The 49ers under Shanahan first ran this play in 2018 to George Kittle. They call this play “Hollywood” for the acting job Kittle does to sell the play. In the play call, you can see Kittle fall down while simulating a block on the defensive end. This gets the defense to flow with the fake swing pass to the right (after the fake swing to the left holds the defense on that side) and as soon as they flow, he gets up and catches the pass.
In Week 15 of 2022, the 49ers ran the play again out of regular shotgun instead of pistol but the motion is still essentially the same. Kittle doesn’t fall on this one, he chips the defender to sell the swing pass action with the pulling lineman to the right. The Seahawks are in a nickel cover-9 defense (cover-3 with safety rotation away from the nickel defender) with Coby Bryant (No. 8) responsible for Kittle in the seam-flat area.
Shanahan knows that moving Christian McCaffrey all over the field messes with the defense post-snap and gets them to clue in on him and this is sold by the fact that Shanahan tagged a puller in the play call with right guard Spencer Burford pulling out to the edge to lead block for McCaffrey. This gets the defense to bite hard, including Bryant. Bryant loses Kittle after the flow toward McCaffrey’s swing.

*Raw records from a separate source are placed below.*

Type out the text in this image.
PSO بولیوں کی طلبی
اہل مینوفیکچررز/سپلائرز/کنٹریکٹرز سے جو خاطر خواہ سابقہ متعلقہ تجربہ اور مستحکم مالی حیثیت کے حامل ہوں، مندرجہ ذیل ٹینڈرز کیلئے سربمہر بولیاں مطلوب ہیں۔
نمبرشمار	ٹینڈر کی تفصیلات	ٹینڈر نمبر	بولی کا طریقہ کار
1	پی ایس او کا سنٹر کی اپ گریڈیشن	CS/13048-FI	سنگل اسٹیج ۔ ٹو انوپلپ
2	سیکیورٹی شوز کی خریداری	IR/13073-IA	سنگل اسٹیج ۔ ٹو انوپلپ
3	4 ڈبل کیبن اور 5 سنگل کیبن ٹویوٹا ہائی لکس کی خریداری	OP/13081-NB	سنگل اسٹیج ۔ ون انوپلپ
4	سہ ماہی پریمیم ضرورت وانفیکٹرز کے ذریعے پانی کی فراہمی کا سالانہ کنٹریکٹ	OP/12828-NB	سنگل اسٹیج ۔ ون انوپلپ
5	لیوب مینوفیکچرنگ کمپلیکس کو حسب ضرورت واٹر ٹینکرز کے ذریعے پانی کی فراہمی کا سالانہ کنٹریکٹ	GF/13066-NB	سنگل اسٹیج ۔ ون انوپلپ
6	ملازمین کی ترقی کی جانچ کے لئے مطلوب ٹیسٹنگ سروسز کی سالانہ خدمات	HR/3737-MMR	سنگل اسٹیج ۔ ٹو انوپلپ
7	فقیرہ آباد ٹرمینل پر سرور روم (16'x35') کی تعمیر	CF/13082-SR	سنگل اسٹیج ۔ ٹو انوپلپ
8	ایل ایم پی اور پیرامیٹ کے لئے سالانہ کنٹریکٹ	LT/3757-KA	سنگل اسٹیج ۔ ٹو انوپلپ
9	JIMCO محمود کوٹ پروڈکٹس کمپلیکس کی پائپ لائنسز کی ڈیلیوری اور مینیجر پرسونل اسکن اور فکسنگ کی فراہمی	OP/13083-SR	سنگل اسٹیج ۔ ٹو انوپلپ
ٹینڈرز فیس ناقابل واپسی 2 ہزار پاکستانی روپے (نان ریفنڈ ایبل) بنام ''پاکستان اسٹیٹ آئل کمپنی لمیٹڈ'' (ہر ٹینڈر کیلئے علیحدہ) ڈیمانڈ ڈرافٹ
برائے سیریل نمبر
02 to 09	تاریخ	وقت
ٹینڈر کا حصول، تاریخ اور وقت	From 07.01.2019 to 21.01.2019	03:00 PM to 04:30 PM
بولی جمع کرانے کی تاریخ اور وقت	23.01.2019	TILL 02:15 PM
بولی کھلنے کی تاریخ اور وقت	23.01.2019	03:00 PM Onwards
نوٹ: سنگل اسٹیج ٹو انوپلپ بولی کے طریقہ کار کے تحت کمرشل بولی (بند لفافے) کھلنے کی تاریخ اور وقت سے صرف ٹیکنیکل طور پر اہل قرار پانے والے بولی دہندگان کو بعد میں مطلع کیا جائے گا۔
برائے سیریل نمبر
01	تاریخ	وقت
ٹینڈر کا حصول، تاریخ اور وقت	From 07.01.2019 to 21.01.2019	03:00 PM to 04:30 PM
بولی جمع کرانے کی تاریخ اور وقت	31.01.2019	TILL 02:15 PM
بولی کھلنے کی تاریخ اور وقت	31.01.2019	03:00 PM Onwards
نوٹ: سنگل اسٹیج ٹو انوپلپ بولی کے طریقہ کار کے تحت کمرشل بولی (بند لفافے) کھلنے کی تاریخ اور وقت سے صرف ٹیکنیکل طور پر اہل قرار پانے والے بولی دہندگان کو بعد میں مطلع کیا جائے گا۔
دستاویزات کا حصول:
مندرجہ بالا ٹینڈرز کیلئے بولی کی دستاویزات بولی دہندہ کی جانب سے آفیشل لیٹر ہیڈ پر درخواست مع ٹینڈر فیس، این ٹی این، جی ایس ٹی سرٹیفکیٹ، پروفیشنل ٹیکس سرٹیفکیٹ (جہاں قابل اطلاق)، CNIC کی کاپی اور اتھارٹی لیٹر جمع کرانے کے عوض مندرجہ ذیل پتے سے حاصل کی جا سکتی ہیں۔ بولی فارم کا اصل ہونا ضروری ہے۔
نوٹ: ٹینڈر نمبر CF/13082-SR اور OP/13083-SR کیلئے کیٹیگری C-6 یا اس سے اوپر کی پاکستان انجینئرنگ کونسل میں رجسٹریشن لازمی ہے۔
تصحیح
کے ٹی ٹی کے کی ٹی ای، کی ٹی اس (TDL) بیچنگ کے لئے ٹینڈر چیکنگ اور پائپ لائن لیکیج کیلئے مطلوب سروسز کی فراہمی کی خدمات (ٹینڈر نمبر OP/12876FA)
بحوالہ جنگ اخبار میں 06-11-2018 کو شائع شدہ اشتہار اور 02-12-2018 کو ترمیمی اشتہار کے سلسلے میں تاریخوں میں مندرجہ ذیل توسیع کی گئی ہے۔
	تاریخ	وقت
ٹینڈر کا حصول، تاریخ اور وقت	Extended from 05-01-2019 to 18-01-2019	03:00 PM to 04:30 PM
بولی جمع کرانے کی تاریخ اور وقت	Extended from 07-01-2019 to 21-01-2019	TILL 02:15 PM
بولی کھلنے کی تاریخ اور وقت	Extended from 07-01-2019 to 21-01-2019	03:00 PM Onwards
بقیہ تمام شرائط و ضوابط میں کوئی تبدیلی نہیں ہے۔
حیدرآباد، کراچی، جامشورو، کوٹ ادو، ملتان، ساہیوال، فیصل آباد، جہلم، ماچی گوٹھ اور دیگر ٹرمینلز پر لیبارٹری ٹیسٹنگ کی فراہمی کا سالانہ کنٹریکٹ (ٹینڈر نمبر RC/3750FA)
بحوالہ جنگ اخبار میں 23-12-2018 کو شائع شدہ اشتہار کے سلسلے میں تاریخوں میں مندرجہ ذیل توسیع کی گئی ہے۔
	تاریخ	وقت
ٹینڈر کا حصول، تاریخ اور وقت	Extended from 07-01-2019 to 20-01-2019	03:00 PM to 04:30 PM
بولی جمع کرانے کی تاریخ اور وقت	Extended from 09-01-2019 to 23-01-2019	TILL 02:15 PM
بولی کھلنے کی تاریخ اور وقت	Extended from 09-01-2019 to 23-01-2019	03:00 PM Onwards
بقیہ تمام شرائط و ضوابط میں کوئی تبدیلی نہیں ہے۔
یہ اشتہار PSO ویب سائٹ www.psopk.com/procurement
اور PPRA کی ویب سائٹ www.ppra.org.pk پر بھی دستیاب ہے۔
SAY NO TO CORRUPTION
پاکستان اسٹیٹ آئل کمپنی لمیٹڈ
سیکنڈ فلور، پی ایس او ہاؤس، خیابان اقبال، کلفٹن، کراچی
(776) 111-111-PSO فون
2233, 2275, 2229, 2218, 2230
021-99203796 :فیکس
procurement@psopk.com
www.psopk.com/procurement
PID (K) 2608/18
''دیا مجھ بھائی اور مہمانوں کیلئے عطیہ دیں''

On the other side, the first fake swing pass pulls the defense down toward that route, including the buzz safety. Kittle gets open over the middle and takes it to the house for the game’s first touchdown. Safety Quandre Diggs (No. 6) was shaded too far over away from the post zone to prevent any touchdown.
The Packers ran this play with the same intent in mind, exposing the Rams coverage rules, and putting stress on the middle hook defender in the Rams 3-under/3-deep fire zone.
The Packers come out in their 21 personnel “pony” package. Usually, 21 personnel is a running back and a fullback, but pony is two running backs. Jordan Love is in shotgun with Aaron Jones lined up in the slot to the right and Dillon in the backfield to the right. Luke Musgrave is on the line to the right.
The Rams are in a 3-under/3-deep fire zone with the cornerback as the fifth rusher off the edge. The play design parts the defense down the middle with the running backs swinging in opposite directions and each offensive guard pulling around to the edge to simulate a lead block for a screen pass. Musgrave chips the end and sells the screen to the right while the defense chases.
In a 3-deep/3-under fire zone, linebacker Troy Reeder (No. 57) would have Musgrave up the middle of the field as the middle hook/final #3 player.
While the defense is pulled apart, Musgrave leaks up the seam and Love hits him wide open. Musgrave dodged a defender before sprinting into the end zone for the first touchdown of his career.